Land Subsidence Research | Kathmandu Valley | Earthquake Vulnerability & Multi-Hazard Risk
A recent study confirms what geologists have long feared: large areas of the valley are subsiding at alarming rates of up to 21 centimetres annually, driven by unregulated groundwater extraction and relentless urban sprawl.
The study conducted by Sagar Rawal and Guoquan Wang of the University of Houston, used seven years of satellite data from 2017 to 2024 to measure ground deformation across the valley.
“Rapid [urbanisation] in Kathmandu Valley has strained its aquifer system, causing significant land subsidence,” the researchers wrote. “These findings underscore the urgent need for sustainable groundwater management and land-use planning.”
Where the city is sinking fastest
High-resolution radar images from the Sentinel-1 mission identified several subsidence hotspots. The worst-affected zones include Baluwatar, Samakhusi, Lazimpat, Dhumbarahi, and Lainchaur in the northwest; Gwarko, Patan, and Koteshwor in the south; and Madhyapur Thimi, Gathhaghar, and Kaushaltar in the northeast.
On average, Baluwatar–Lazimpat–Lainchaur sinks about 10.7 cm annually, with some spots dropping up to 21 cm per year. Over seven and a half years, certain areas have dropped more than 1.5 metres. Even peripheral zones like Imadol and Bode–Duwakot are subsiding as concrete replaces farmland and open recharge fields.
Draining the valley’s lifeline
At the core of the problem is Kathmandu’s heavy reliance on groundwater. The valley’s aquifer system, once a natural reservoir of ancient lake sediments, has been overdrawn for decades.
Extraction increased from 2.3 million litres per day (MLD) in 1979 to 58.8 MLD in 2021, according to Kathmandu Upatyaka Khanepani Limited (KUKL). While the Melamchi Water Supply Project helped reduce the rate to 26 MLD in 2024, the damage has been cumulative.
The most affected areas sit atop thick layers of soft clay, silt, and sand. These materials compact when water is withdrawn. “These impermeable clay layers prevent rainwater from percolating down to recharge deep aquifers,” the study notes. “As the water table falls, the clay compresses, causing the ground above to sink.”

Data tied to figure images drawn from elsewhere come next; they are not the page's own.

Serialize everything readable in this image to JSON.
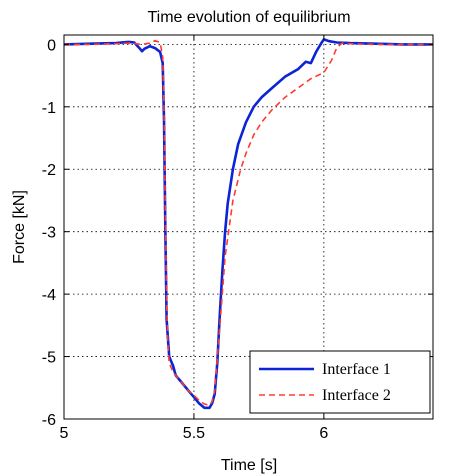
{
  "chart_data": {
    "type": "line",
    "title": "Time evolution of equilibrium",
    "xlabel": "Time [s]",
    "ylabel": "Force [kN]",
    "xlim": [
      5,
      6.42
    ],
    "ylim": [
      -6,
      0.15
    ],
    "xticks": [
      5,
      5.5,
      6
    ],
    "xtick_labels": [
      "5",
      "5.5",
      "6"
    ],
    "yticks": [
      0,
      -1,
      -2,
      -3,
      -4,
      -5,
      -6
    ],
    "ytick_labels": [
      "0",
      "-1",
      "-2",
      "-3",
      "-4",
      "-5",
      "-6"
    ],
    "grid": true,
    "legend_position": "bottom-right",
    "series": [
      {
        "name": "Interface 1",
        "color": "#0a24d6",
        "style": "solid",
        "x": [
          5.0,
          5.1,
          5.2,
          5.25,
          5.27,
          5.29,
          5.3,
          5.31,
          5.33,
          5.35,
          5.37,
          5.38,
          5.385,
          5.39,
          5.395,
          5.4,
          5.405,
          5.41,
          5.42,
          5.43,
          5.44,
          5.45,
          5.46,
          5.48,
          5.5,
          5.52,
          5.54,
          5.56,
          5.57,
          5.58,
          5.59,
          5.6,
          5.61,
          5.62,
          5.63,
          5.65,
          5.67,
          5.7,
          5.73,
          5.76,
          5.8,
          5.85,
          5.9,
          5.93,
          5.95,
          5.97,
          5.99,
          6.0,
          6.02,
          6.05,
          6.1,
          6.2,
          6.3,
          6.42
        ],
        "y": [
          0.0,
          0.01,
          0.02,
          0.04,
          0.03,
          -0.06,
          -0.11,
          -0.07,
          -0.03,
          -0.06,
          -0.12,
          -0.3,
          -1.2,
          -2.9,
          -4.4,
          -4.7,
          -5.0,
          -5.05,
          -5.15,
          -5.3,
          -5.35,
          -5.4,
          -5.45,
          -5.55,
          -5.65,
          -5.75,
          -5.82,
          -5.82,
          -5.75,
          -5.6,
          -5.1,
          -4.3,
          -3.6,
          -3.0,
          -2.55,
          -2.0,
          -1.6,
          -1.25,
          -1.0,
          -0.85,
          -0.7,
          -0.52,
          -0.4,
          -0.28,
          -0.3,
          -0.12,
          0.02,
          0.08,
          0.05,
          0.03,
          0.02,
          0.01,
          0.0,
          0.0
        ]
      },
      {
        "name": "Interface 2",
        "color": "#ff3b30",
        "style": "dashed",
        "x": [
          5.0,
          5.1,
          5.2,
          5.25,
          5.3,
          5.33,
          5.35,
          5.37,
          5.38,
          5.385,
          5.39,
          5.395,
          5.4,
          5.405,
          5.41,
          5.42,
          5.44,
          5.46,
          5.48,
          5.5,
          5.52,
          5.54,
          5.56,
          5.57,
          5.58,
          5.6,
          5.62,
          5.65,
          5.68,
          5.7,
          5.73,
          5.76,
          5.8,
          5.85,
          5.9,
          5.95,
          6.0,
          6.03,
          6.05,
          6.07,
          6.1,
          6.2,
          6.3,
          6.42
        ],
        "y": [
          0.0,
          0.0,
          0.01,
          0.02,
          0.0,
          0.02,
          0.06,
          0.03,
          -0.2,
          -1.0,
          -2.6,
          -4.1,
          -4.8,
          -5.1,
          -5.15,
          -5.25,
          -5.35,
          -5.45,
          -5.55,
          -5.62,
          -5.7,
          -5.76,
          -5.78,
          -5.72,
          -5.55,
          -4.5,
          -3.4,
          -2.5,
          -2.0,
          -1.75,
          -1.45,
          -1.25,
          -1.05,
          -0.85,
          -0.7,
          -0.55,
          -0.45,
          -0.25,
          -0.05,
          0.02,
          0.01,
          0.0,
          0.0,
          0.0
        ]
      }
    ]
  }
}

Cracks, sinkholes, and slow collapses
Subsidence is now visible. Residents report cracks in homes and roads, tilting walls, and sinkholes, especially in areas with deep tube wells. Photographs in the study document small landslides, fissures, and surface ruptures in neighbourhoods like Gwarko and Baluwatar.
The authors warn that creeping ground deformation could magnify destruction during future earthquakes. “If another large earthquake occurs, ongoing land subsidence will worsen the disaster, increasing structural collapses and economic losses,” the report cautions.
A glimmer of slowdown
Emerging Hot Spot Analysis shows subsidence has slowed slightly in high-risk areas after 2021, possibly reflecting reduced groundwater extraction since Melamchi’s operation. Still, subsidence is expanding east and south into Lalitpur and Bhaktapur, where new housing developments continue to replace open land.
From 1990 to 2020, the valley’s built-up area surged by 368%, the fastest urban expansion in Nepal. Each paved surface limits rainfall infiltration, starving the aquifers below.
Behind the science
The team employed Interferometric Synthetic Aperture Radar (InSAR), a technique that detects millimetre-level ground movement by comparing thousands of satellite radar images. Results were cross-checked with GPS data from the Nepal Academy of Science and Technology and a complementary radar method called Persistent Scatterer InSAR. The correlation confirmed the sinking trend with high precision.
What it means for Kathmandu
Subsidence threatens roads, bridges, water pipelines, and sewers. Combined with seismic shaking, the results could be catastrophic. Nepal ranks 11th in the world for earthquake vulnerability and 16th for multi-hazard risk, according to a UNDP report.
The study urges policymakers to enforce groundwater regulations, protect open spaces, and integrate subsidence risk into urban planning and building codes.
Kathmandu’s skyline continues to rise, but the ground beneath is gradually giving way. Without sustainable groundwater management and land-use reforms, the capital could face a dual crisis: a city rising in concrete but sinking in clay.